Bank of America's new chairman is a distinguished physicist, respected academic administrator and longtime bank director, who has dined with the Queen of England and danced at the White House.
Walter Massey, 71, is president emeritus of Morehouse College in Atlanta, where he is credited with attracting Oprah Winfrey, Ray Charles, actor Denzel Washington and other big names as donors. The Mississippi native previously was provost of the University of California system.
Massey also has served as director of the National Science Foundation, an appointment by President George H.W. Bush. Former colleagues describe him as a thoughtful consensus builder who is not afraid to make a tough call.
"He's got iron in his spine," said Lawrence Carter Sr., who is dean of Morehouse's Martin Luther King Jr. International Chapel, bearing the name of one of the school's most famous alumni. "He can be very decisive, and he can be very swift. He will not tolerate incompetence."
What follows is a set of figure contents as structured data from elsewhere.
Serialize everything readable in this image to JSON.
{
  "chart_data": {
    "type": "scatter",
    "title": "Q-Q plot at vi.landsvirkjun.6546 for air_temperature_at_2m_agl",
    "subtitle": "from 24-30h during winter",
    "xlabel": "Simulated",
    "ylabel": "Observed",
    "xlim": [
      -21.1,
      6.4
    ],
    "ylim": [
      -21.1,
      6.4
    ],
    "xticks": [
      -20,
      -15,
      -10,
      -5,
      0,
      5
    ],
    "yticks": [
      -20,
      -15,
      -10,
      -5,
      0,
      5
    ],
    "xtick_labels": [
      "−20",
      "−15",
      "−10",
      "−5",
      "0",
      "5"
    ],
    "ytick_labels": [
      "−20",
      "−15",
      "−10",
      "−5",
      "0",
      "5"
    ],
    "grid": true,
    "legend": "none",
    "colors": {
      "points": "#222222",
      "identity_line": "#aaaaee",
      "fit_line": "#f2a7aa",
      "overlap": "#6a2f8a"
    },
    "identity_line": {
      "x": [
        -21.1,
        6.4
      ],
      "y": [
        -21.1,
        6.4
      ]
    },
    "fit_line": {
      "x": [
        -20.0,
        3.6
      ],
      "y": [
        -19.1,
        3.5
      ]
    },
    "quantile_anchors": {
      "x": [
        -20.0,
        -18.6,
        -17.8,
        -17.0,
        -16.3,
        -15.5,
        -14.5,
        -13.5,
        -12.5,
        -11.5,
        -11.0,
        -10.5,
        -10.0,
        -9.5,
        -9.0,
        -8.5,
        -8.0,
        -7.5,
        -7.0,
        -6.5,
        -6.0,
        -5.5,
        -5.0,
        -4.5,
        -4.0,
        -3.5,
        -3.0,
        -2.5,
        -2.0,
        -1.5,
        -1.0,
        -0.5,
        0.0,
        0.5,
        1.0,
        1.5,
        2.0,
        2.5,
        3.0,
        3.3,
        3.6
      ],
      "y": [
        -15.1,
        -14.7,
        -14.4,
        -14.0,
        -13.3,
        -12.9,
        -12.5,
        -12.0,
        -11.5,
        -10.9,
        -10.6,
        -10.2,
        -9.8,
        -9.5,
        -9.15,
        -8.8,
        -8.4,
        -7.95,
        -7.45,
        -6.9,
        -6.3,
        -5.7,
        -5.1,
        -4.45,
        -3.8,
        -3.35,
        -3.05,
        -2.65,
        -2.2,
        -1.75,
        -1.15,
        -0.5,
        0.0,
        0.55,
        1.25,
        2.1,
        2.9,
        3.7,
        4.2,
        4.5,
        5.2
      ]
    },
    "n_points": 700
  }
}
Massey's path to the chairmanship of the nation's largest bank began far from the halls of corporate power, as the son of a teacher and manual laborer in segregated Hattiesburg, Miss. He gained early admission to Morehouse at age 16, graduating with a bachelor of science in physics and mathematics in 1958, and went on to earn a doctorate in physics from Washington University in St. Louis in 1966.